Animated Soviet Propaganda 2.
“Shooting the Revolution” Film Series
In the period between 1924 and the launch of Perestroika in 1985, more than 40 animated propaganda films were produced in the Soviet Union. They weren’t for export. Their public was the new nation, and their goal was to win over the hearts and minds of the Soviet masses by feeding them disinformation. The primary target of the animated propaganda films was the United States. It was important to keep the Soviet people—most of whom were locked up in the USSR—believing that they lived in the best country of the world. From the 1930s to the end of the 1970s, Americans were depicted as evil racists, unemployed, exploited workers and warmongers. Harmful and devastating in their effect, these animated propaganda films are artistically as powerful and beautiful as the great Soviet political posters made after the 1917 revolution which inspired Soviet animation.
While “Soviet Propaganda Animation 1.” in March 2017 was dedicated to the early works, this session includes a selection of films produced between 1949 and 1979, revealing the incredibly bizarre world of animated Soviet propaganda.

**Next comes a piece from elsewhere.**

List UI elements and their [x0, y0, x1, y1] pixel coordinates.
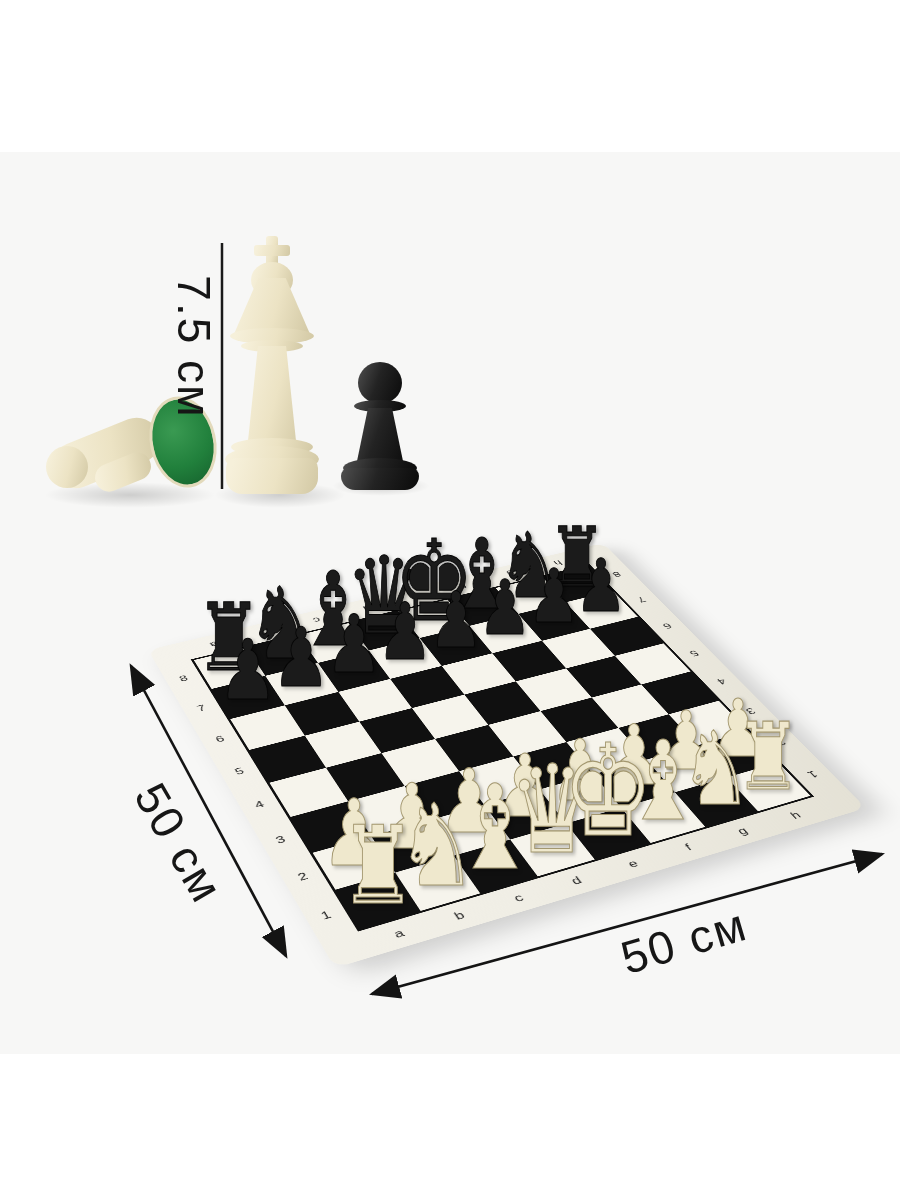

MR WOLF (1949, directors V. Gromov and B. Yefimov, 10 min.)
MISTER TWISTER (1963, director A. Karanovitch, 10 min.)
PROPHETS AND LESSONS (1967, directors V. Kotyonochkin & Boris Yefimov, 9 min.)
LESSONS NOT LEARNED (1971, directors Boris Yefimov & V. Karavayev, 5 min.)
PLUS ELECTRIFICATION (1972, director I. Aksenchuk, 9 min.)
FORWARD MARCH, TIME! (1977, director V. Tarasov, 9 min.)
SHOOTING RANGE (1979, director V. Tarasov, 19 min.)
This screening is the fourth event in the SHOOTING THE REVOLUTION film series that is part of the WHAT’S LEFT program series organized by the Vera and Donald Blinken Open Society Archives, which aims to revisit the complex socialist ideological and visual legacy in the year marked by the centennial of the Bolshevik Revolution.
The screening is introduced by Zsuzsanna Zádori, Senior Audio-Visual Archivist (Blinken OSA)
Free admission.
Limited seats are available on a first come first served basis.
The films will be screened in Russian with English subtitles. The program is in English.
In the framework of the one-year program series “What's Left?”.